Nginx Log Path Confusion: My watcher initially couldn't find /var/log/nginx/access.log because it was reading from the container's internal path, not the mounted one. I fixed it by ensuring a shared volume between nginx and alert_watcher.

Silent Failures in the Watcher: The first few runs didn't send Slack alerts because the script was silently failing on missing environment variables. I learned to add sanity checks at startup to validate required env vars.

Threshold Logic Tuning: Setting the right detection window was tricky. Too small, and you get false positives. Too large, and you miss spikes. I settled on a 10-second window with a 5-error threshold, which felt balanced for testing.

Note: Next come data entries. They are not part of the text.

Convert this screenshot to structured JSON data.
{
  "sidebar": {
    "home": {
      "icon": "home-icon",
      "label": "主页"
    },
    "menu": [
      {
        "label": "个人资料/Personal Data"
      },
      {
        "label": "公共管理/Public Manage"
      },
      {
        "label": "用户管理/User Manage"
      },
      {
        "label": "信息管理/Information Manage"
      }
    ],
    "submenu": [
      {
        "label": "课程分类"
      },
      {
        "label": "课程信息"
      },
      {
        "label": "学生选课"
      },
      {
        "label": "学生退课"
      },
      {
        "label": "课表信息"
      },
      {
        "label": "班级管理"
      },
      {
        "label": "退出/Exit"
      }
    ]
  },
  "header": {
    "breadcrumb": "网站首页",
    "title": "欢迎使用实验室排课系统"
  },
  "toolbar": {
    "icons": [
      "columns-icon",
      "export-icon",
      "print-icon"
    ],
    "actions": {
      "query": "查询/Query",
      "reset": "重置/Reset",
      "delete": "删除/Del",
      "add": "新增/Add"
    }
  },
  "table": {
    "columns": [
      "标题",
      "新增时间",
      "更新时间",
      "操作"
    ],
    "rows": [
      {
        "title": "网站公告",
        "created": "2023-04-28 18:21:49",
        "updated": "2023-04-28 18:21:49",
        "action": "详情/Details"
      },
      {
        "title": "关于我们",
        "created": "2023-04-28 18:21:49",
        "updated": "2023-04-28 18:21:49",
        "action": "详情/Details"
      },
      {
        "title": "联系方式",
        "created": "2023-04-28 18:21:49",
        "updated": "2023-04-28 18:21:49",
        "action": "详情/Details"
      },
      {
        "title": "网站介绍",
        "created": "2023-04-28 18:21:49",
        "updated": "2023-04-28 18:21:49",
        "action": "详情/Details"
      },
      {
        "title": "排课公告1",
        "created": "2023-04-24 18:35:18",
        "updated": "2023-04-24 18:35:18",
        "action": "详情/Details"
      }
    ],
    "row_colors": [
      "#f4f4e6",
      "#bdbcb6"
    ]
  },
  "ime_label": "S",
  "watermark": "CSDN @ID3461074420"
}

Docker Restarts: At one point, every small code change meant restarting all services — which was inefficient. I eventually learned to recreate only the watcher service:

docker compose up -d --no-deps --force-recreate alert_watcher

That kept the log flow uninterrupted while iterating quickly.

When It Finally Clicked

The real moment of clarity came when I watched both behaviors happen in sequence:

A pool flip alert when I stopped app_blue

A 5xx threshold alert when I flooded traffic during downtime

That was when the system felt "alive." It wasn't just serving; it was observing.

my main takeaway was:

  • Every deployment pipeline should have built-in feedback, not just success/failure signals.

This felt like the moment our blue/green setup grew eyes and ears. And as someone who's constantly thinking about automation and resilience, this stage reminded me that knowing when things go wrong is just as important as making things go right.